Arms & Interventions

Intervention

Investigational product: a combination of an anti-PD1 antibody (Cemiplimab) and a HHI (Sonidegib). Cemiplimab will be supplied as a liquid in a sterile, single-use 10 ml vial. Each vial will contain a volume of 7ml at a concentration of 50mg/ml. Cemiplimab will be prepared for infusion at the trial site and administered as a flat 350mg dose in 100ml sodium chloride 0.9% as an IV infusion over approximately 30 minutes (±10 minutes) in an outpatient setting. Each patient's dose will be administered as a flat 350mg dose in every 3 weeks, starting from week 2 of the trial. The Hedgehog Inhibitor used for the trial will be Sonidegib. Sonidegib is a white 200mg capsule, orally administered once daily. Sonidegib will be administered in a 2 week cycle every 4 weeks (pulsed therapy: 2 weeks on, 2 weeks off), starting from week 0 of the trial.

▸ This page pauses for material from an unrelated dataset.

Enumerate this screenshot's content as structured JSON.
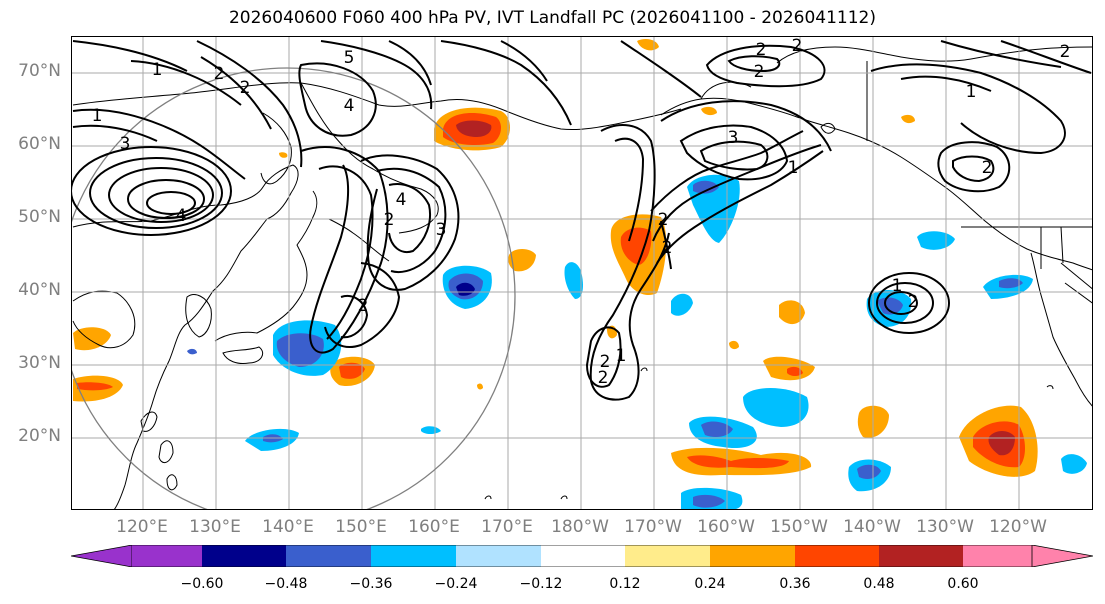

Intervention: Cemiplimab Injection [Libtayo]

Outcomes

Primary Outcomes

Best response any time between the treatment start and 26 weeks after the initiation of the treatment.

Time Frame: At baseline, each assessment and the week 26.

The response will be assessed according to the Immune-response Criteria (Appendix) in all patients with cutaneous lesions as: complete response, partial response, stable disease or progressive disease. The best response documented between treatment start and week 26 will be considered "best response". In case of metastatic BCC without cutaneous lesions at screening, the primary outcome will be assessed using PET/CT imaging according to the PERCIST criteria every 12 weeks from treatment start. In patient withdrawn from the trial before week 26, the last tumour assessment will be used for evaluation of primary outcome. For patients withdrawn from the study a full body physical examination and laboratory results will be performed prior to withdrawal, unless refused by the patient.

Secondary Outcomes

Evaluation of the changes in immunogenicity of the tumour and tumour microenvironment in patients with biopsy-assessable tumours(Immunogenicity will be compared in the biopsies taken at baseline, week 2, week 26, and, if applicable, week 4 and week 12.)
Tumour response at 26 weeks after the initiation of the treatment(26 weeks after the initiation of the treatment)
Detection of histologic changes in the tumour in patients with biopsy-assessable tumours(Histologic changes will be compared in the biopsies taken at baseline, week 2, week 26, and, if applicable, week 4 and week 12.)